Jackson warned that if the Bank, a “mere monied corporation,” could use its money to buy politicians, “then nothing remains of our boasted freedom except the skin of the immolated victim.” He told his close friend and advisor Martin Van Buren: “The Bank, Mr. Van Buren, is trying to kill me, but I will kill it!”
He did. The Bank’s charter, the document that gave it the United States government’s permission to exist, didn’t expire until 1836, but in early 1832, the president of the Bank, Nicholas Biddle, applied for a new charter. His sole reason for doing this was to force Jackson to refuse to recharter the Bank; Biddle assumed that Jackson’s opposition to the Bank would be unpopular and lead to his defeat in the upcoming election, and so he wanted to make sure the president committed publicly to this opposition during the campaign season.
Jackson duly vetoed a bill for rechartering the Bank in July 1832, whereupon Biddle poured massive amounts of money into the campaign of Jackson’s opponent, Henry Clay. Clay campaigned on the issue of the Bank, but this issue did not prove as popular as he and Biddle had hoped. The American people saw Jackson as their champion against moneyed interests that were corrupting the body politic. Clay was resoundingly defeated, with 49 electoral votes against Jackson’s 219.

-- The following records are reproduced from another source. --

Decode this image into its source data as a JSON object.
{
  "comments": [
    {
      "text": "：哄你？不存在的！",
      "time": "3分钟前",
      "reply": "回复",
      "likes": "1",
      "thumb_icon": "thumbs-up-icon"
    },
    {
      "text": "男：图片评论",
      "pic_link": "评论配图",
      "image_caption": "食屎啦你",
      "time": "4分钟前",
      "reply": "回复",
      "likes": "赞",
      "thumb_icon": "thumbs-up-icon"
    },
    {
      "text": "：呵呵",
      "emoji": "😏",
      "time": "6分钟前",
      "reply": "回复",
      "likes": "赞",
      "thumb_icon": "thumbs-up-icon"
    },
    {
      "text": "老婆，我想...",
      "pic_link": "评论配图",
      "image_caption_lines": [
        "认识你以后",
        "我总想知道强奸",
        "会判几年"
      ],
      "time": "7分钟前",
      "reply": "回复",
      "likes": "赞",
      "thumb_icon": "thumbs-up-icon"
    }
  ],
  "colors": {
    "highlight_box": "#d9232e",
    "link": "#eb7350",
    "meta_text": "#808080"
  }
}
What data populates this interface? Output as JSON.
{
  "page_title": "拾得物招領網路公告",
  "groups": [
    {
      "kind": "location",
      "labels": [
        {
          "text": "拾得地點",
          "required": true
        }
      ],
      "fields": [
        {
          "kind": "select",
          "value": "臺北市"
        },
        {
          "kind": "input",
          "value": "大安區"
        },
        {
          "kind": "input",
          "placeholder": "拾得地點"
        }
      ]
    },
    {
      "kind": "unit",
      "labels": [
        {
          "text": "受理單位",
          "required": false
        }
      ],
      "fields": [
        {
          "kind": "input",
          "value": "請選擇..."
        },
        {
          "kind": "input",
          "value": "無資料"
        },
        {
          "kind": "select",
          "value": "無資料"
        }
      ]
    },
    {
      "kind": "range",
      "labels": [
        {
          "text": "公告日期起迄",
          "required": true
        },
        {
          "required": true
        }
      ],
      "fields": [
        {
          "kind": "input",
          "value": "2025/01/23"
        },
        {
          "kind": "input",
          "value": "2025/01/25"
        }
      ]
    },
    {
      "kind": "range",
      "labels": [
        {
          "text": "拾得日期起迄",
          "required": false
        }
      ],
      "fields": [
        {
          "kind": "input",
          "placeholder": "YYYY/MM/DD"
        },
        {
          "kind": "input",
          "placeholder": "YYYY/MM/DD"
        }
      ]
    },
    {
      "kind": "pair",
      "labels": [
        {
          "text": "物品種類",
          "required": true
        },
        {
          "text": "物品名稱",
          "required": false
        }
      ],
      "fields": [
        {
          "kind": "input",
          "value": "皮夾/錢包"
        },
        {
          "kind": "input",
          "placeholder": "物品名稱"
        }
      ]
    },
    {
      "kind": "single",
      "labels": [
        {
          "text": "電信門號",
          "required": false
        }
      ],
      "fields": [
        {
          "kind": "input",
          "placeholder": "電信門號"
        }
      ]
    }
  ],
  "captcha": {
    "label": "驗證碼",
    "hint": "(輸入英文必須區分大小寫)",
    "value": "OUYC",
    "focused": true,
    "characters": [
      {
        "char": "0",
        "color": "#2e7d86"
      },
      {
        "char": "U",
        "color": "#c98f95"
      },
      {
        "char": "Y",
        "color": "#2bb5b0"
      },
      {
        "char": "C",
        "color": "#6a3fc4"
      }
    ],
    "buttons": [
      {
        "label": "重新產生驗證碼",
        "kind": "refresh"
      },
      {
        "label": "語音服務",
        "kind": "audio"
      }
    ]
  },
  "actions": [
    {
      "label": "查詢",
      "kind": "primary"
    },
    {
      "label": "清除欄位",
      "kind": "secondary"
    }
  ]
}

Rating America’s Presidents shows history in the process of repeating itself. Today, President Trump is, like Jackson, facing a coterie of secretive and unaccountable forces that hold undue sway over the course of American domestic and foreign policy. As in Jackson’s war against the Bank of the United States, Trump must destroy these forces, or they will destroy him – and in this case, likely take the nation down as well. Just as in 1832, these powerful forces are hoping by means of a presidential election to restore and cement their hegemony. The future of America as a free society, in which officials are accountable to the people, hangs in the balance.